Cost – the cost of debt is something that you need to consider. All loans have a cost and so if you pay one off with another, then you are replacing one cost with another cost. You need to think about whether this is something that you want to do and something that will help you finances. For example, if you have a cheap loan and you use an expensive loan to repay it then you will be paying out a lot more. However, if you use a cheap loan to pay off a dear one then this would be advantageous. This means that you will need to do some maths. You will need to think about how much the current loan costs and how much the new one will cost. Make sure that you look at the fees as well as the interest rate so that you are comparing the total cost of both. It can be tempting to compare the interest rate and assume that the one with the lowest interest rate will be the cheapest. However, if there are fees or charges as well, then this may not be the case and so you need to be sure. It can be worth getting in touch with the lender to ask them about this as they will be able to explain it. Otherwise you will have to look through the terms and conditions of the loan and that is not always very easy to do, both because locating them might be tricky and because understanding them is often hard to do. You also need to think about how long the loans last as if you are only paying interest for a short period of time it will be cheaper overall compared with paying it over a longer time period, even if the amount you pay each month is less.
Risk– changing to a different loan type might be risky. Loans have different ways of operating and some are riskier than others. With a payday loan you will have to repay the amount in full after a few weeks. You may like this idea because it means that you will clear the debt really quickly. However, there is a risk because you might be repaying more in the one-off payment than you would be if you had not swapped loans. This could make it harder for you to afford that repayment and therefore there could be a risk that you will not be able to pay it and have fees to pay on top. On the other hand, you might be able to repay it, but it may not leave you with much money for everything else and you could end up looking for another loan to help you. This means that it is so important to be honest with yourself when you are working out if paying off a loan with a payday loan is right for you.

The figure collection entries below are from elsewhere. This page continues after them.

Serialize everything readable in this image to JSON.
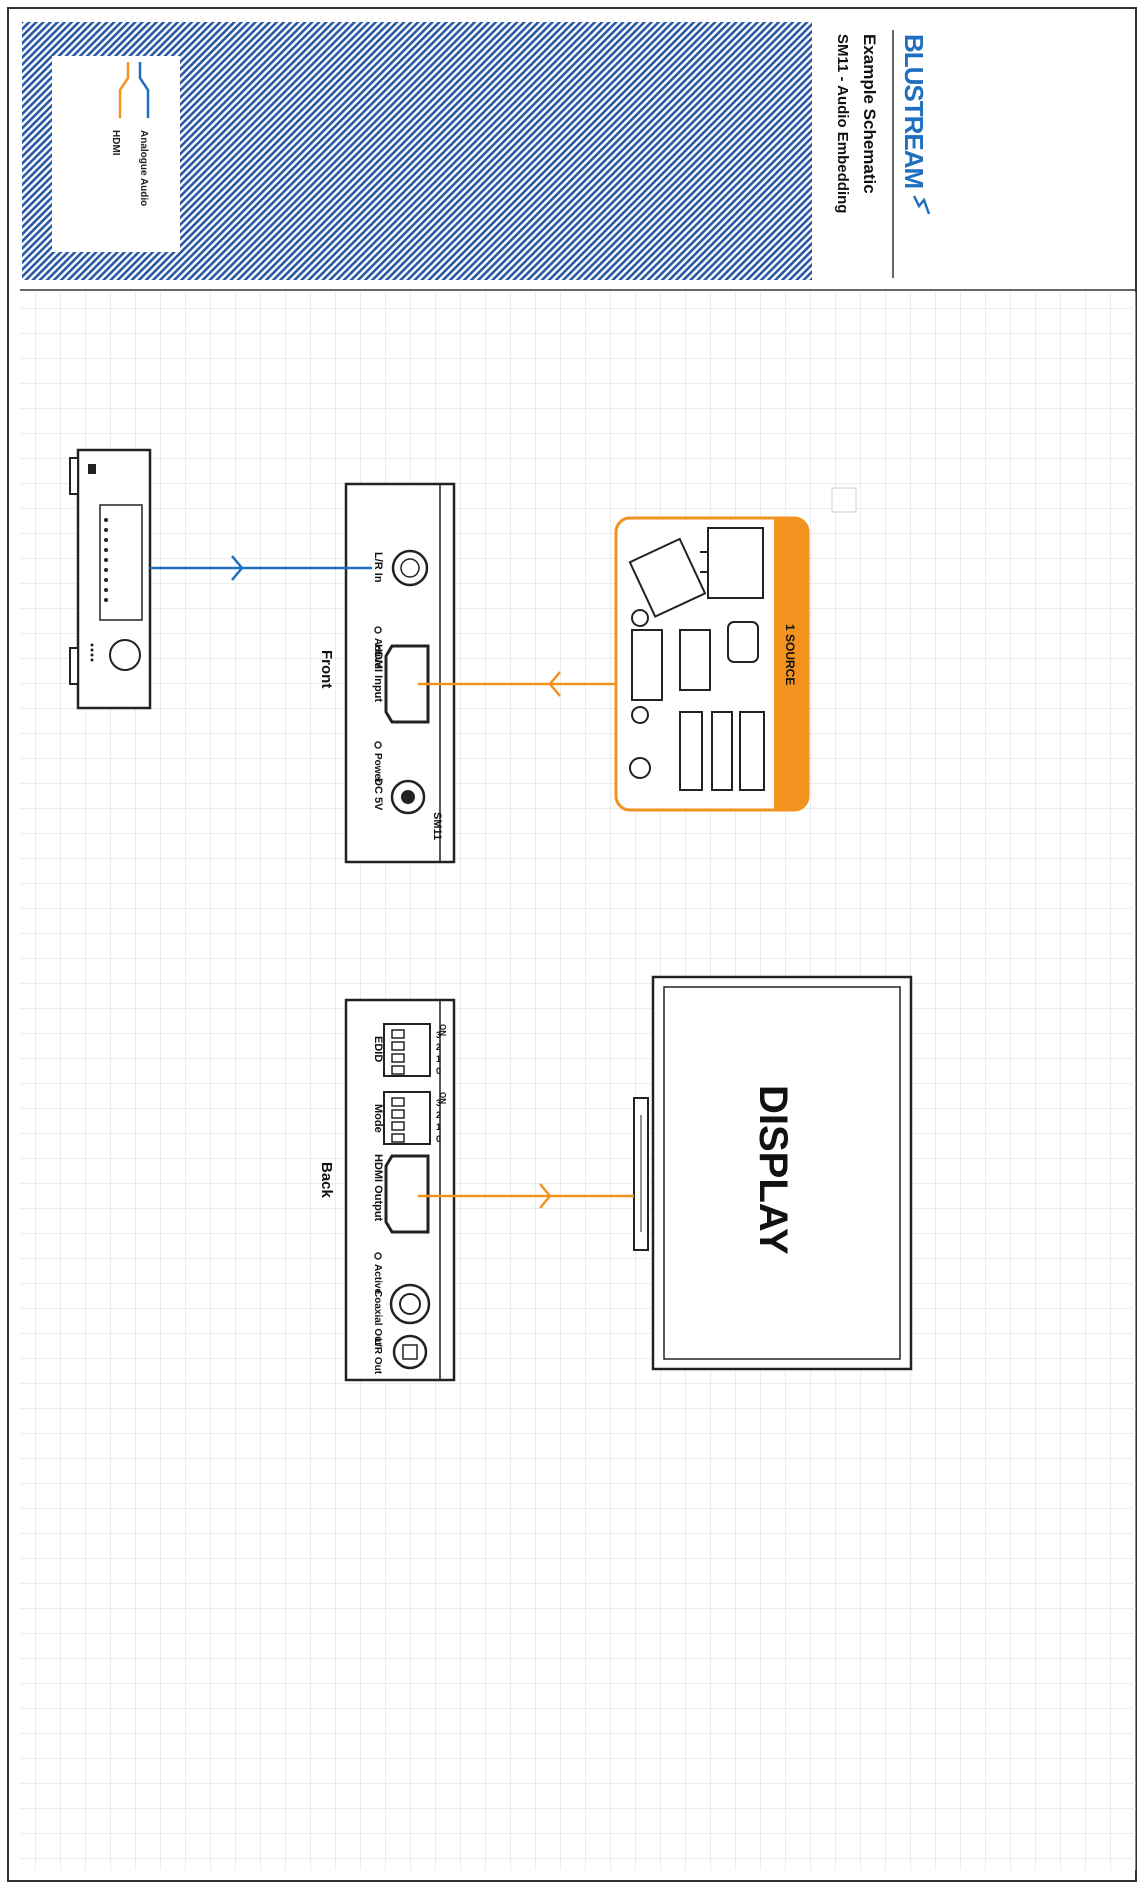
{
  "header": {
    "brand": "BLUSTREAM",
    "title_line1": "Example Schematic",
    "title_line2": "SM11 - Audio Embedding"
  },
  "legend": {
    "items": [
      {
        "label": "Analogue Audio",
        "color": "#1f6fbf"
      },
      {
        "label": "HDMI",
        "color": "#f2921f"
      }
    ]
  },
  "front_panel": {
    "caption": "Front",
    "model": "SM11",
    "ports": [
      "L/R In",
      "HDMI Input",
      "DC 5V"
    ],
    "leds": [
      "Active",
      "Power"
    ]
  },
  "back_panel": {
    "caption": "Back",
    "ports": [
      "EDID",
      "Mode",
      "HDMI Output",
      "Coaxial Out",
      "L/R Out"
    ],
    "switch_labels": [
      "3",
      "2",
      "1",
      "0"
    ],
    "switch_state_labels": [
      "ON",
      "ON"
    ],
    "leds": [
      "Active"
    ]
  },
  "source_panel": {
    "label": "1 SOURCE"
  },
  "display": {
    "label": "DISPLAY"
  },
  "colors": {
    "hdmi": "#f2921f",
    "audio": "#1f6fbf",
    "brand": "#1f6fbf",
    "header_pattern": "#2a57a6"
  }
}
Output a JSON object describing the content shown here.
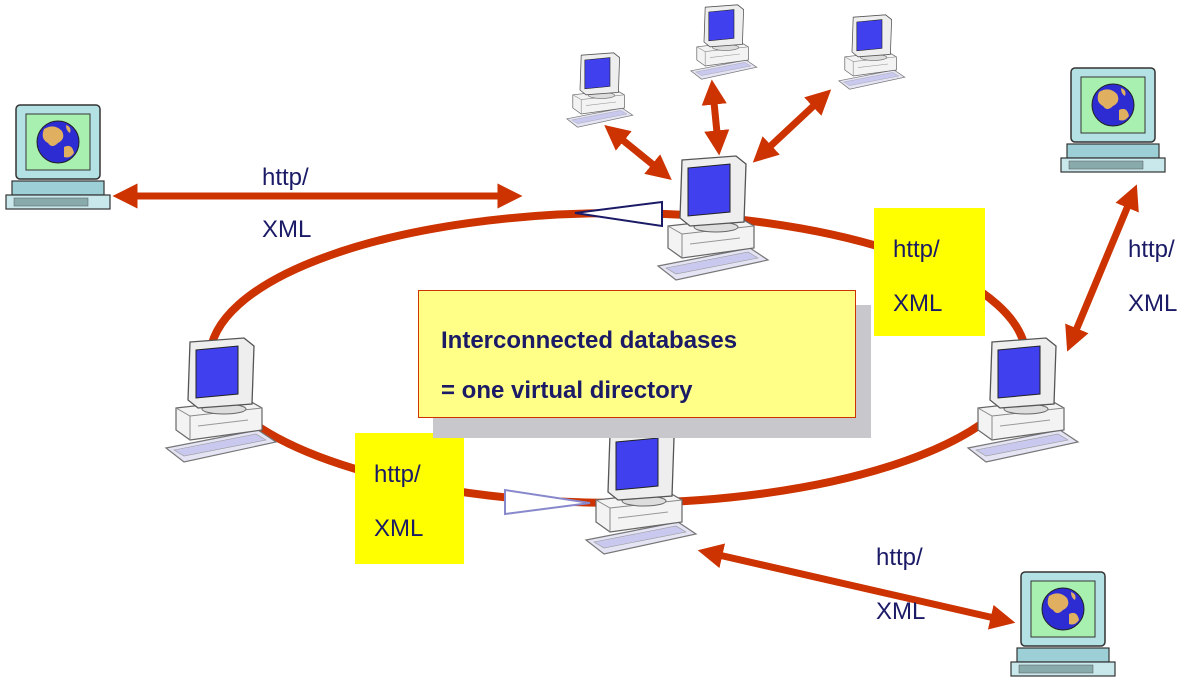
{
  "callout": {
    "line1": "Interconnected databases",
    "line2": "= one virtual directory"
  },
  "links": {
    "left": {
      "top": "http/",
      "bottom": "XML"
    },
    "ring_right": {
      "top": "http/",
      "bottom": "XML"
    },
    "right": {
      "top": "http/",
      "bottom": "XML"
    },
    "ring_bottom": {
      "top": "http/",
      "bottom": "XML"
    },
    "bottom_right": {
      "top": "http/",
      "bottom": "XML"
    }
  },
  "colors": {
    "ring": "#cc3300",
    "arrow": "#cc3300",
    "label_box": "#ffff00",
    "callout_fill": "#ffff88",
    "text": "#1a1a66",
    "monitor_screen": "#4444ee"
  },
  "icons": {
    "server": "desktop-computer-icon",
    "client": "globe-terminal-icon"
  }
}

Ease – it is worth looking at the process of repaying a loan with another. You will have to apply for a new loan and then repay the old one. It will take a series of steps and therefore you will need to be prepared for this. There is a risk, of course, that you might be turned down for the payday loan and then may not be able to go with the idea. The risk is small though, as most borrowers are accepted, but there is still a risk of not being able to borrow as much as you need. You will also need to check that there is no penalty for repaying the loan early. Some lenders will make a charge for doing this but some will not. The charge can vary as well, sometimes it is just a month’s interest other times it could be a huge amount of money. It is therefore really important to find out before you apply for the payday loan as you may end up finding that you will not get enough money to be able to afford your goal.
So, there is a lot to think about. A payday loan could be a good way to repay a loan but only if it is cheaper, that you are confident you will be able to repay it and if the process is easy. It is worth considering but you need to be sure that you put in the research and that you are confident in your decision.